Given that melatonin is a natural fertility suppressant, surprisingly, when used experimentally in women and men undergoing fertility treatments such as IVF, it has been shown to improve the viability of the embryos and the quality of the sperm, and low doses of melatonin can bring on an early fertility cycle in sheep. Melatonin’s antioxidant properties rather than the hormonal suppressing properties may be key here, particularly in women undergoing IVF who are also getting other strong hormonal treatments via shots. The complexity of the literature and the recent discoveries that melatonin is made in many places in the body, not just the pineal gland, tells us that melatonin is an important and powerful hormone that we don’t fully understand. Low levels may promote one fertility state while high levels another.

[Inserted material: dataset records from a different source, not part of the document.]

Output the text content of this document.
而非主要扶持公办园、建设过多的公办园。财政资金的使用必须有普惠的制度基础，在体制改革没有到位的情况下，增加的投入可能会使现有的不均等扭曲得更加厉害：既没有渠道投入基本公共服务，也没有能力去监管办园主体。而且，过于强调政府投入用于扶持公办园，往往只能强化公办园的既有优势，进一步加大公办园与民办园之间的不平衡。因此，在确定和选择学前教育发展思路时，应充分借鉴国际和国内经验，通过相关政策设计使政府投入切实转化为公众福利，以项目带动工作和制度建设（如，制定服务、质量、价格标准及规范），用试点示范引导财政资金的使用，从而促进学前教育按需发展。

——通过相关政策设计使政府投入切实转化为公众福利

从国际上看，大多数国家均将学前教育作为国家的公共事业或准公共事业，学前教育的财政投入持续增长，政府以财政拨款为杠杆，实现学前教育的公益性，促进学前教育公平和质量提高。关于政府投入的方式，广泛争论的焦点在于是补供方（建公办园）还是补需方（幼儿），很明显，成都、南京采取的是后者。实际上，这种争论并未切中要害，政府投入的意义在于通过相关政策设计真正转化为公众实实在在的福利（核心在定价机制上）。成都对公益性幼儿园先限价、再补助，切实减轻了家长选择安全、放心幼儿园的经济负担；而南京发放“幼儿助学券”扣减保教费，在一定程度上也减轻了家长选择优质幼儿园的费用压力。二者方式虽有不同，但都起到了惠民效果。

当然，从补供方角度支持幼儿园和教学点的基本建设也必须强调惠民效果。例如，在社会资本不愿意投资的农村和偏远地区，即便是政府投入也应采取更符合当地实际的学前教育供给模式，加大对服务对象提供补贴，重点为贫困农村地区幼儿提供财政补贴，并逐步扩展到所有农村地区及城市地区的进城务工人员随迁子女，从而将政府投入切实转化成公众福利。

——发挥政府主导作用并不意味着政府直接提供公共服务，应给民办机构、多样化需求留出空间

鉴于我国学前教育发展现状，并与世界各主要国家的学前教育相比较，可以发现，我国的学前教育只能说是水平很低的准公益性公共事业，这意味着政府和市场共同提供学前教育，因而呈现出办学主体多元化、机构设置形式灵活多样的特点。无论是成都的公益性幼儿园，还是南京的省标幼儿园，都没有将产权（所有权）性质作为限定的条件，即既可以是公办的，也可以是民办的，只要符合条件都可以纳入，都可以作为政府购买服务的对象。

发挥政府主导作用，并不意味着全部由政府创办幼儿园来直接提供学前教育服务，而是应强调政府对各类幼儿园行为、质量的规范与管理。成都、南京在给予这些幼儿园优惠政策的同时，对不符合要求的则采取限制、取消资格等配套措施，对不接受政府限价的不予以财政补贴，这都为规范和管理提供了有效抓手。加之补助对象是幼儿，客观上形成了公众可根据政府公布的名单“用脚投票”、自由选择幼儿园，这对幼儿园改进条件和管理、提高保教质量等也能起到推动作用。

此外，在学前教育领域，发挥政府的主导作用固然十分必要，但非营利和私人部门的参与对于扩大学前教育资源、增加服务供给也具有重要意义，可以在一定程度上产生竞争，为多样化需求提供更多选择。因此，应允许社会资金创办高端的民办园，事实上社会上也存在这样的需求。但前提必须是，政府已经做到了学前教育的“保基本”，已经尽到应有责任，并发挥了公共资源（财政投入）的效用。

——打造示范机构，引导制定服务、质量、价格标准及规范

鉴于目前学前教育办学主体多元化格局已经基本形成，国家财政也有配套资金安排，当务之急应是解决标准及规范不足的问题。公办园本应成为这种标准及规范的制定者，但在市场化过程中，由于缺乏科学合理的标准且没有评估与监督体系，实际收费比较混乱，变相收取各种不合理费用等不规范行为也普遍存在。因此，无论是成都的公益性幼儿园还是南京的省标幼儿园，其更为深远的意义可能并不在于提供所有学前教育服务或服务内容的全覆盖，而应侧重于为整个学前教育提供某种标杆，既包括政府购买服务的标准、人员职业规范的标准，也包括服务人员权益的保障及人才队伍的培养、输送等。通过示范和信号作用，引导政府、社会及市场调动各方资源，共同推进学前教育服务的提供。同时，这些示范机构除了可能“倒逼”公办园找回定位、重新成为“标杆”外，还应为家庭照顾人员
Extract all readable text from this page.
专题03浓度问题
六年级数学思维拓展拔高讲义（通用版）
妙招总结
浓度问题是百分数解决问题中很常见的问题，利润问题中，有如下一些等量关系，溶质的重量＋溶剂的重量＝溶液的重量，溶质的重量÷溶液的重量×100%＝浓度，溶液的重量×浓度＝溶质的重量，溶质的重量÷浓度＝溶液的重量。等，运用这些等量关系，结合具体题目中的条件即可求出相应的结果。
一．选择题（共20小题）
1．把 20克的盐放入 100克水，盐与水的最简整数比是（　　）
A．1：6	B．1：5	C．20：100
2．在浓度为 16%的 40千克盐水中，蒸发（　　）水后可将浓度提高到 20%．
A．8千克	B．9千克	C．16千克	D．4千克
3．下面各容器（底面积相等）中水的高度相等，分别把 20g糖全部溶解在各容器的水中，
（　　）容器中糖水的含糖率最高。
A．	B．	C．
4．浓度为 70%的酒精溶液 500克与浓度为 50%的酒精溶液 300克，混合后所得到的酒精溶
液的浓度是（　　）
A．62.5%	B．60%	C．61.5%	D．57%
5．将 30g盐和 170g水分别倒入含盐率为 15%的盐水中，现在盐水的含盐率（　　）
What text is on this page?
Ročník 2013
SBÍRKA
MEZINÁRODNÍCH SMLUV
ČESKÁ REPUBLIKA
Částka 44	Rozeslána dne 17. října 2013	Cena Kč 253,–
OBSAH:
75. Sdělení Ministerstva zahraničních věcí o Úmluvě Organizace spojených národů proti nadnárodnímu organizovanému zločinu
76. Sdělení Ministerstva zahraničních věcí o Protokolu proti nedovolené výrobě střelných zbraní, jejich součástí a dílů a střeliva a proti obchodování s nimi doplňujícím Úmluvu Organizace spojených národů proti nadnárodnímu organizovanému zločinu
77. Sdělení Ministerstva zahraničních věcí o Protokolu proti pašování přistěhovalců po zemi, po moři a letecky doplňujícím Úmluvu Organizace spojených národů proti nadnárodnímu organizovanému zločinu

It may be that melatonin is a boon for people with stressed-out lives, tons of artificial light, and crazy sleep cycles but not so great for a kid with an insomnia problem. No human studies have shown that melatonin delays puberty, but the only long-term studies are small, didn’t test hormone levels, and were mostly in children too young to go through puberty. In primates and other mammals, high and low doses of melatonin have changed puberty onset and not always in the direction you might think. Studies showed very low dose melatonin (about 100th the amount a child would get from a 3mg dose) in primates advanced puberty by five months but delayed puberty in female cats.

As one author wrote: “Considering the pronounced effects of the pineal gland and melatonin on reproductive physiology in these nonhuman mammals, to assume they would not have some sexual effects in humans would … seem naive.” In fact, the National Institutes of Health recommends that melatonin should not be used in children as it is possibly unsafe.

In summary, melatonin is a safe and effective short-term treatment for jet lag and shift workers who want to get sleep rhythms back in shape faster. In general, a very low dose (0.5-1 mg, for example), is more than sufficient. Other rare cases of people who have no pineal glands or who have permanent conditions such as retinal blindness may be better off on chronic low-dose melatonin given the benefits of established regular sleep cycles. For now, avoid use in children until more research about the effect on puberty and hormones is done.